I might have been unclear. Controls are the right place for your checks IMO. You can declare them at the experiment level or from the settings (so the experiment isn't even aware of them) . So I would create a Python library of common checks in your organization and distribute it with chaostoolkit and ensure they are properly declared in the settings file of the chaos command.

I'm hesitant to create a new first-class citizen check mechanism if controls are offering the same operational feature.

Now, if you need to run different checks for different experiments, the settings file may not be the right place. Or, perhaps you need a way to signal which check to run based on the experiment's runtime conditions?

Sylvain Hellegouarch · Answer 6 · Wed Aug 12 2020 22:49:25 GMT+0800 (China Standard Time)

also, should we have this discussion in #190 instead?

S4L · Answer 7 · Thu Aug 13 2020 15:57:00 GMT+0800 (China Standard Time)

I would like to summarize this issue before we continue to #190, in order to understand where we stand on the InterruptExecution in configure_control topic.

InterruptExecution doesn't stop the configure_control, but you will change it to be like the rest of the controls? right?
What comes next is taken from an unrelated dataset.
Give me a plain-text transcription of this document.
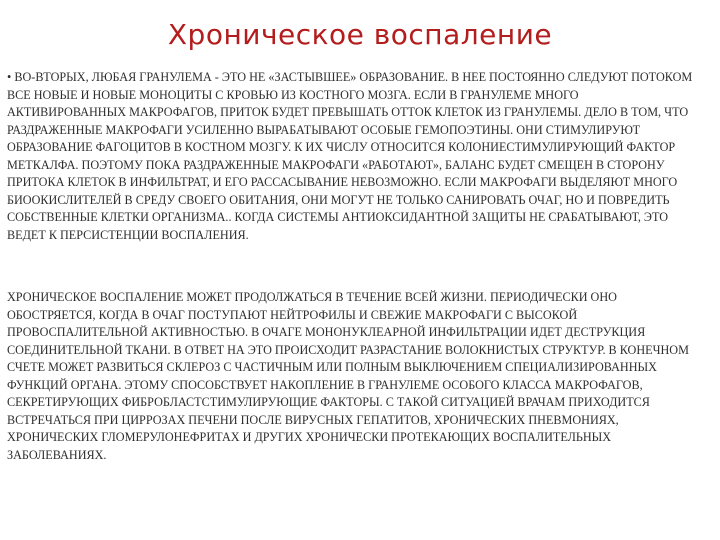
Хроническое воспаление
• ВО-ВТОРЫХ, ЛЮБАЯ ГРАНУЛЕМА - ЭТО НЕ «ЗАСТЫВШЕЕ» ОБРАЗОВАНИЕ. В НЕЕ ПОСТОЯННО СЛЕДУЮТ ПОТОКОМ ВСЕ НОВЫЕ И НОВЫЕ МОНОЦИТЫ С КРОВЬЮ ИЗ КОСТНОГО МОЗГА. ЕСЛИ В ГРАНУЛЕМЕ МНОГО АКТИВИРОВАННЫХ МАКРОФАГОВ, ПРИТОК БУДЕТ ПРЕВЫШАТЬ ОТТОК КЛЕТОК ИЗ ГРАНУЛЕМЫ. ДЕЛО В ТОМ, ЧТО РАЗДРАЖЕННЫЕ МАКРОФАГИ УСИЛЕННО ВЫРАБАТЫВАЮТ ОСОБЫЕ ГЕМОПОЭТИНЫ. ОНИ СТИМУЛИРУЮТ ОБРАЗОВАНИЕ ФАГОЦИТОВ В КОСТНОМ МОЗГУ. К ИХ ЧИСЛУ ОТНОСИТСЯ КОЛОНИЕСТИМУЛИРУЮЩИЙ ФАКТОР МЕТКАЛФА. ПОЭТОМУ ПОКА РАЗДРАЖЕННЫЕ МАКРОФАГИ «РАБОТАЮТ», БАЛАНС БУДЕТ СМЕЩЕН В СТОРОНУ ПРИТОКА КЛЕТОК В ИНФИЛЬТРАТ, И ЕГО РАССАСЫВАНИЕ НЕВОЗМОЖНО. ЕСЛИ МАКРОФАГИ ВЫДЕЛЯЮТ МНОГО БИООКИСЛИТЕЛЕЙ В СРЕДУ СВОЕГО ОБИТАНИЯ, ОНИ МОГУТ НЕ ТОЛЬКО САНИРОВАТЬ ОЧАГ, НО И ПОВРЕДИТЬ СОБСТВЕННЫЕ КЛЕТКИ ОРГАНИЗМА.. КОГДА СИСТЕМЫ АНТИОКСИДАНТНОЙ ЗАЩИТЫ НЕ СРАБАТЫВАЮТ, ЭТО ВЕДЕТ К ПЕРСИСТЕНЦИИ ВОСПАЛЕНИЯ.
ХРОНИЧЕСКОЕ ВОСПАЛЕНИЕ МОЖЕТ ПРОДОЛЖАТЬСЯ В ТЕЧЕНИЕ ВСЕЙ ЖИЗНИ. ПЕРИОДИЧЕСКИ ОНО ОБОСТРЯЕТСЯ, КОГДА В ОЧАГ ПОСТУПАЮТ НЕЙТРОФИЛЫ И СВЕЖИЕ МАКРОФАГИ С ВЫСОКОЙ ПРОВОСПАЛИТЕЛЬНОЙ АКТИВНОСТЬЮ. В ОЧАГЕ МОНОНУКЛЕАРНОЙ ИНФИЛЬТРАЦИИ ИДЕТ ДЕСТРУКЦИЯ СОЕДИНИТЕЛЬНОЙ ТКАНИ. В ОТВЕТ НА ЭТО ПРОИСХОДИТ РАЗРАСТАНИЕ ВОЛОКНИСТЫХ СТРУКТУР. В КОНЕЧНОМ СЧЕТЕ МОЖЕТ РАЗВИТЬСЯ СКЛЕРОЗ С ЧАСТИЧНЫМ ИЛИ ПОЛНЫМ ВЫКЛЮЧЕНИЕМ СПЕЦИАЛИЗИРОВАННЫХ ФУНКЦИЙ ОРГАНА. ЭТОМУ СПОСОБСТВУЕТ НАКОПЛЕНИЕ В ГРАНУЛЕМЕ ОСОБОГО КЛАССА МАКРОФАГОВ, СЕКРЕТИРУЮЩИХ ФИБРОБЛАСТСТИМУЛИРУЮЩИЕ ФАКТОРЫ. С ТАКОЙ СИТУАЦИЕЙ ВРАЧАМ ПРИХОДИТСЯ ВСТРЕЧАТЬСЯ ПРИ ЦИРРОЗАХ ПЕЧЕНИ ПОСЛЕ ВИРУСНЫХ ГЕПАТИТОВ, ХРОНИЧЕСКИХ ПНЕВМОНИЯХ, ХРОНИЧЕСКИХ ГЛОМЕРУЛОНЕФРИТАХ И ДРУГИХ ХРОНИЧЕСКИ ПРОТЕКАЮЩИХ ВОСПАЛИТЕЛЬНЫХ ЗАБОЛЕВАНИЯХ.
Regarding your last question, I do not need runtime settings (at least not now),
I need it on the experiment definition file, to formally and explicitly declare what pre-checks needed in the current experiment.
This issue we can continue in #190,
although seems that it's already settled to split common cheks into different control files to declare pre-checks.

Sylvain Hellegouarch · Answer 8 · Thu Aug 13 2020 17:10:33 GMT+0800 (China Standard Time)

It's an open question. Right now, the existing working solution is to have multiple controls indeed.

We can certainly explore a new element that would be more specific to the use case you describe for clarity. I'm not adverse to that but it won't be implemented straight away.

Sylvain Hellegouarch · Answer 9 · Thu Aug 13 2020 17:12:41 GMT+0800 (China Standard Time)

InterruptExecution doesn't stop the configure_control, but you will change it to be like the rest of the controls? right?

Yes.

chaostoolkit/chaostoolkit-lib#183

S4L · Answer 10 · Thu Aug 13 2020 17:15:31 GMT+0800 (China Standard Time)

Amazing, thank you very much for your patience and time!

Sylvain Hellegouarch · Answer 11 · Thu Aug 13 2020 17:16:28 GMT+0800 (China Standard Time)

Np. Thank you for the detailed explanation and catching that limitation.

I'll try to implement/release that ASAP.

github-actions · Answer 12 · Sun Aug 15 2021 08:44:02 GMT+0800 (China Standard Time)

This Issue has not been active in 365 days. To re-activate this Issue, remove the Stale label or comment on it. If not re-activated, this Issue will be closed in 7 days.

github-actions · Answer 13 · Sun Aug 29 2021 08:46:33 GMT+0800 (China Standard Time)

This Issue was closed because it was not reactivated after 7 days of being marked Stale.